Два раза нажать на вызов лифта. И кнопку этажа надавить дважды. Два – хорошее число. Не помню уже, когда я это поняла, но с тех пор два со мной постоянно. Если надо выбрать из девяти и десяти, то я выберу десять, ведь оно делится без остатка на два. Если из пяти и семи – то пять, оно ближе к двойке. Восемь прекрасно, но четыре лучше, потому что первое число есть два в кубе, а второе – в квадрате. Одиннадцать раньше меня настораживало, но когда смотришь на него как на две единицы, становится спокойнее.

Понимаете? Вряд ли. Хотя очень хотелось бы, чтоб кто-то понял. Раньше мне всегда было хорошо самой по себе, но недавно пришло осознание, что число два диктует необходимость найти друга. Вдвоём быть лучше, чем одной.

Два поворота ключа в замке. По два шарканья о коврик каждой ногой.

С кухни доносится лёгкий запах табака. Мама дома. Пытается спешно прибрать на столе: знает, что я не переношу крошки и грязную посуду. Она не ждала меня так рано. И из школы, значит, ей не позвонили… Теперь придётся объясняться. Ненавижу разговоры! Я постоянно беседую внутри, вот как сейчас, и это легко. Но говорить наружу мне очень трудно. Ещё куда ни шло отвечать урок в школе: запомни и выдай параграф из учебника, немного изменяя порядок слов. А вот когда просят рассказать о себе, о своих мыслях и чувствах, я совсем теряюсь.

Мама подошла:

– Маша, что-то ты рано.

Я молчу. Не понимаю, вопрос это был или утверждение. Разобрать интонации и услышать эмоции за словами – трудная для меня задача.

– Вас уже отпустили с уроков?

Ну это явно вопрос.

– Нет.

Мама молчит и ждёт. Она всегда даёт мне шанс заговорить, а я всегда пренебрегаю этим шансом.

Не люблю смотреть в глаза и на лицо собеседнику, но приходится взглянуть мимоходом. Я честно пытаюсь научиться общению, хотя и не понимаю, зачем мне это. Молчать зачастую гораздо проще и приятнее.

Мама не выдерживает, засыпает меня вопросами. Она тоже вот уж сколько лет учится общаться со мной, но не всегда у неё получается следовать советам врачей и психологов. Хорошо хоть, что она перестала пытаться меня обнять всякий раз, когда ей кажется, что мне требуется поддержка. Ненавижу объятия! Меня начинает физически выкручивать внутри, трясти, и всё заканчивается тем, что со стороны выглядит истерикой или припадком.

Мама успела наговорить очень много, а я и не слушала. Не специально, просто слова слились в один поток. Молчу. И мама молчит.

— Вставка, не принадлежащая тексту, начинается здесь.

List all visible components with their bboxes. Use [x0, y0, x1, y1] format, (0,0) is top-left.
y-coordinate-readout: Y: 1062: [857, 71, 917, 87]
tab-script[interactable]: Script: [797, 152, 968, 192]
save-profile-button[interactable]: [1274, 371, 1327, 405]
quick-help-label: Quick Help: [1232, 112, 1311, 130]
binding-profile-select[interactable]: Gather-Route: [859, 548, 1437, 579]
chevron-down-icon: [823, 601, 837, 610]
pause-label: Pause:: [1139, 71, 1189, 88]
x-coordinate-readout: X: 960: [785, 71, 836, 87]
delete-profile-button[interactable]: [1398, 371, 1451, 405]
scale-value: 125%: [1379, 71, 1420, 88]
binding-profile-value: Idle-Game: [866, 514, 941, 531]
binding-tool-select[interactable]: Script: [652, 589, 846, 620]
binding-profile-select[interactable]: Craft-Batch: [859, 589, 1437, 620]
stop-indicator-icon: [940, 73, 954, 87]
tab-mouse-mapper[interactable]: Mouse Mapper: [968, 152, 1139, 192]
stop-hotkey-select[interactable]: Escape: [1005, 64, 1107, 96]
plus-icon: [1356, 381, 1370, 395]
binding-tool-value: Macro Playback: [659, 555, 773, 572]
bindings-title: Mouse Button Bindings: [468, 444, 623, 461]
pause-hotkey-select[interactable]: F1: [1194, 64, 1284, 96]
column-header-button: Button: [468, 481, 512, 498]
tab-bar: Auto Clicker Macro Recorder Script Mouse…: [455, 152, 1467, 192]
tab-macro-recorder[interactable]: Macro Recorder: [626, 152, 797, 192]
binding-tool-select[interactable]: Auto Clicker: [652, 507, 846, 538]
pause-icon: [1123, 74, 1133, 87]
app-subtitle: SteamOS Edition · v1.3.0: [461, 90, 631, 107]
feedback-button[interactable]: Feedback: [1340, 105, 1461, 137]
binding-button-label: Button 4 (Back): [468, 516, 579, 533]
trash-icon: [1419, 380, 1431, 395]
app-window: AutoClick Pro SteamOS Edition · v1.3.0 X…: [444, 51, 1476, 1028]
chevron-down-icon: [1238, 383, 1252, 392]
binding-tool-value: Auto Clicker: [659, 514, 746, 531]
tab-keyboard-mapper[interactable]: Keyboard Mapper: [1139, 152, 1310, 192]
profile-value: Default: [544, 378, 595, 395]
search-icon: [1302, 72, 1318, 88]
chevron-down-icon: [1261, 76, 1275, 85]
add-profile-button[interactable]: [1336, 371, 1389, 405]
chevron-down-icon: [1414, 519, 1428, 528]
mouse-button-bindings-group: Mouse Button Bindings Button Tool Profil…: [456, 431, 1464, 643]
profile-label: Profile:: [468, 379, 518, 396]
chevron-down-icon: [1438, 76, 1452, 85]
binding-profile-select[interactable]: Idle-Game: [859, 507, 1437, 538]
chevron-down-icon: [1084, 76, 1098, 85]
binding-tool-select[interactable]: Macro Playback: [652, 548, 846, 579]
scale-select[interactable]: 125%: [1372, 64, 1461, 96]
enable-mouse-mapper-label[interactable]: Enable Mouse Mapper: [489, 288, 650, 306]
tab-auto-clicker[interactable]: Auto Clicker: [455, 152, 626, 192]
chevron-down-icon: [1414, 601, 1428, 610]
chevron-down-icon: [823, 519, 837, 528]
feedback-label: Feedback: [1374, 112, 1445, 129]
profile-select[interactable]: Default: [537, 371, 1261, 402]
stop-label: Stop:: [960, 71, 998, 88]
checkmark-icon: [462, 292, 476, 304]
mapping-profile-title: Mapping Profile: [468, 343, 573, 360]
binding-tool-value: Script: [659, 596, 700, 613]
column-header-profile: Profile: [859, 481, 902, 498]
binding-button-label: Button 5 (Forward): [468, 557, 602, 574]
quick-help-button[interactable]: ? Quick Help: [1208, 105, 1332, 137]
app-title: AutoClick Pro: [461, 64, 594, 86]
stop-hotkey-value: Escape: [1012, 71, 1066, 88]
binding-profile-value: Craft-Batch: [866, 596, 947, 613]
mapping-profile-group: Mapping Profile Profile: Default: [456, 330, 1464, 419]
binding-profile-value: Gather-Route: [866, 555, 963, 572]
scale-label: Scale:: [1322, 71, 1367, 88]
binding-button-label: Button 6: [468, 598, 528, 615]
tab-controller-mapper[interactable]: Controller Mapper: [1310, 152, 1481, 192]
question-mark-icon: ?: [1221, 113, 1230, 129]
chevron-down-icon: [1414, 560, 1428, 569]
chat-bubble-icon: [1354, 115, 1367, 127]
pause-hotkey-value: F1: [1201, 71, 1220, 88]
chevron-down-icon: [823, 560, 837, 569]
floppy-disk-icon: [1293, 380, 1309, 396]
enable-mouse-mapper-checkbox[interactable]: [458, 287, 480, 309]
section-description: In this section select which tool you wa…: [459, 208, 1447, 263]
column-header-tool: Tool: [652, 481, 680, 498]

– Так, всё-таки почему ты ушла из школы раньше? – она задаёт вопрос, разделяя слова. Чтобы они доплыли до меня из потока.

– Ну это… Как его… – так я начинаю почти каждый разговор вслух. – Ну это самое. Там всё розовое.

Дальше мама задаёт кучу подробных вопросов и выясняет, что все стены в классах и вестибюлях из бывших зелёными на протяжении десяти лет стали розовыми. Мерзкими розовыми, и от них слезятся глаза и стучит в ушах. Ненавижу этот цвет.

Но мама не понимает. Она не чувствует так, как я. Говорит рассудительно, что с приступами паники нужно бороться, что мне жить среди людей. И так, мол, мне столько поблажек. Первого сентября я была на линейке лишь раз – в первом классе. Мне казалось, что голова взорвётся, так громко, жарко и тесно там было. Как я орала! С тех пор учебный год для меня всегда начинается второго сентября.

Опять я прослушала маму. Она говорит очень быстро. Как только успевает делать слова из мыслей? Вот я, когда начинаю думать, не могу говорить. А когда хочу высказать мысль, голова отказывается думать.

Что-то насчёт борьбы… Не хочу я бороться. Хочу жить, и пусть среди людей, но без перекраски стен. И без постоянного шума слов. И чтоб никто не трогал мои волосы!

– Мама! – я наконец превратила чувства в слова. – Он трогал мои волосы! Он сидит слишком близко! Мне стало плохо, и я ушла.

– О боже, – только и говорит мама.

Потом мы молчим, и я уже надеюсь, что разговор окончен, но она спрашивает:

– Кто он?

– Ну это, как его…

И вновь долгие слова.

Я всегда сидела одна. Это хоть как-то примиряло меня со школой. Одноклассники ко мне не лезли. Слышала, они называли меня угрюмой, отсталой, замкнутой и психованной. В третьем классе я прокусила щёку Юрке Вавилову, когда он хватал меня за косу. Но ведь если б он не приставал, я и не прокусила бы…

И вот в одиннадцатом классе приходит к нам новенький, Матвей Чесняков. А место свободное только за моей партой, где я всегда сидела одна. Я сразу положила на середину линейку и отодвинулась ближе к краю. Но этот всё смотрел на меня, спрашивал что-то, а потом раз – и погладил по волосам. Когда трогают волосы, у меня в голове гудят поезда, а перед глазами расходятся тошнотно-фиолетовые спирали. Мне больно, хотя это не такая боль, как при ударе или уколе. Я не могу её объяснить, а они – все они – не могут понять.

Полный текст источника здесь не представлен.